9 High Court Rules 2016, r 6.8.
(2)If a direction is given under subclause (1)(a) in respect of a document, the document must be treated as having been served at the place—
(a)at which the document is likely to have come to the notice of the person to be served; or
(b)where that person was or is likely to have been on the happening of the event or the expiry of the time specified under subclause (1)(a)(ii).
[49] I am satisfied on the evidence that orders for substituted service are warranted and the grounds made out. I therefore make the following orders:
(a)Directing the plaintiffs to provide to the defendants’ solicitors the most recent electronic contact details for Wei Wang within 5 working days;
(b)Service of the application for non-party discovery on Wei Wang is deemed effective by:
(i)emailing or otherwise electronically communicating the application for non-party discovery and supporting affidavit to Wei Wang in reliance on the electronic contact details provided by the plaintiffs; and
(ii)re-serving the application for non-party discovery and supporting affidavit on the plaintiffs’ solicitor, Lucy Chu at Lucy Chu Lawyers.
[50] The application for substituted service in respect of non-party discovery against the ANZ and ASB, directed by this Court to be served on Danzen Quncuo and Abudula Alapati, presents a more difficult practical problem for the defendants.

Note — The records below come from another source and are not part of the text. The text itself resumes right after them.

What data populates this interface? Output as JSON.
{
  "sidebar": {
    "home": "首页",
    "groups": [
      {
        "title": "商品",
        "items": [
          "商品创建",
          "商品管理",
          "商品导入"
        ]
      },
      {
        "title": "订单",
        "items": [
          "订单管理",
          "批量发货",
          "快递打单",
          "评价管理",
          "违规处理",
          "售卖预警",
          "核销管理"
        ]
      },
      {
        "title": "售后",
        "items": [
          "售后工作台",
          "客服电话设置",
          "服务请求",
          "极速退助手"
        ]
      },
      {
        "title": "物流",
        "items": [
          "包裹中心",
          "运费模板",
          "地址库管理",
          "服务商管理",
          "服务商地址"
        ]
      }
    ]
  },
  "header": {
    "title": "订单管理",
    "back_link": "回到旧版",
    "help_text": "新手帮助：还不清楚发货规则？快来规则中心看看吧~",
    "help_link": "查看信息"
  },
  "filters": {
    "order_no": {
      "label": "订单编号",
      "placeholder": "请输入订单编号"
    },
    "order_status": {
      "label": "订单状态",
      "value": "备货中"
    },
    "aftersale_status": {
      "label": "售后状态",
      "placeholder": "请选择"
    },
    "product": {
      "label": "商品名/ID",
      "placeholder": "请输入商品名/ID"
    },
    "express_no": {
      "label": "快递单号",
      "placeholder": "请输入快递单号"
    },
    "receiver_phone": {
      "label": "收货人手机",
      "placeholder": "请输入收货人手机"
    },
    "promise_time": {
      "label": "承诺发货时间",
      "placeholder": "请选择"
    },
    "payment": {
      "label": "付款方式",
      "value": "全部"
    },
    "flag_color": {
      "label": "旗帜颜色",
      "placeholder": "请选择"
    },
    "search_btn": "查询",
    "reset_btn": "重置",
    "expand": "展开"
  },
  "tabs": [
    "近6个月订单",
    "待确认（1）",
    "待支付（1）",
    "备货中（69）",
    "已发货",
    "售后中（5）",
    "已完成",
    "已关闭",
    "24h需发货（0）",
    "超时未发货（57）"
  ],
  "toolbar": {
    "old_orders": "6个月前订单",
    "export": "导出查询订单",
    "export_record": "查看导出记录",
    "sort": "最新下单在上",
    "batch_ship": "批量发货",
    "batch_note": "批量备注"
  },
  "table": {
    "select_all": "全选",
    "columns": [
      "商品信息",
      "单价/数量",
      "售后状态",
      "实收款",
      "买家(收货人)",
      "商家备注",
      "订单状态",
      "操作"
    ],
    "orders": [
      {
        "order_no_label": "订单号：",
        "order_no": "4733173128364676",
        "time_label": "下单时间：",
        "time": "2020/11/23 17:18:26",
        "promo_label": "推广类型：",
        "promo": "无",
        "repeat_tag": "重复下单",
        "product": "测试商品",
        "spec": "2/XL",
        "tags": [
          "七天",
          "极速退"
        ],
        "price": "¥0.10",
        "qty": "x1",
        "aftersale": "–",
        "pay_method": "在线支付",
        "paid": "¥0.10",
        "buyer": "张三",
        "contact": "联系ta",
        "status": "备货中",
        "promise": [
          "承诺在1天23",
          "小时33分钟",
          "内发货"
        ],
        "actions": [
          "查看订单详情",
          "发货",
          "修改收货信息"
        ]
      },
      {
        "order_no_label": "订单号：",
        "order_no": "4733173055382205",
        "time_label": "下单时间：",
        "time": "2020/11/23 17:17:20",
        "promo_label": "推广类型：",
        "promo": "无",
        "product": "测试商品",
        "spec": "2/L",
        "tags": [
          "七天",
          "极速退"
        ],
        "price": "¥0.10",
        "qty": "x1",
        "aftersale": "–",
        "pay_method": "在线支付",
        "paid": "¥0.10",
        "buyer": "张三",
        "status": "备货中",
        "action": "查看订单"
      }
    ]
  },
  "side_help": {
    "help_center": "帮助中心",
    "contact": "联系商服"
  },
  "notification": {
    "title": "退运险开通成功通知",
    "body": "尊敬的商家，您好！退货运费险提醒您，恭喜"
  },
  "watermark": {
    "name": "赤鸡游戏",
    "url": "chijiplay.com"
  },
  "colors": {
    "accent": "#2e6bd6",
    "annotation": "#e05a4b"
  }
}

Nonetheless, I am satisfied that the plaintiffs’ own pleading provides a workable solution.
[51] In addition to the orders made at [49] I make the following directions and orders:
(a)I direct the ANZ and ASB to forward the application for non-party discovery of bank statements of accounts held by Danzen Quncuo and Abdula Alapati and supporting affidavit to their respective customers by electronic means and to confirm they have done so by memorandum to the Court within 28 days;
(b)I direct the plaintiffs to forward the application for non-party discovery of bank statements of accounts held by Danzen Quncuo and Abdula Alapati and supporting affidavits to Ms Quncuo and Mr Alapati to their last known electronic address and to confirm by memorandum to the Court that they have done so within 28 days;
(c)Service of the applications is deemed effective once:
(i)The Court receives confirmation from the ANZ and ASB as to
(a) above and from the plaintiffs as to (b) above.
Costs
[52] The defendants have largely succeeded in their applications. They are entitled to costs on a 2B basis. Costs are to include steps taken in respect of the plaintiffs’ applications which I have deemed abandoned. While Mr Scampion urged me to reserve costs on the plaintiffs’ application in case it should be resurrected, it is more appropriate to deal with costs now. If the application is resurrected in future, the impact of costs paid at this time can be factored into any future application for costs.
[53] If the parties are unable to agree on the quantum of costs on a 2B basis, sequential memoranda are to be filed within 21 days, of no more than 3 pages in length. In that event, I will deal with the question of costs on the papers if necessary.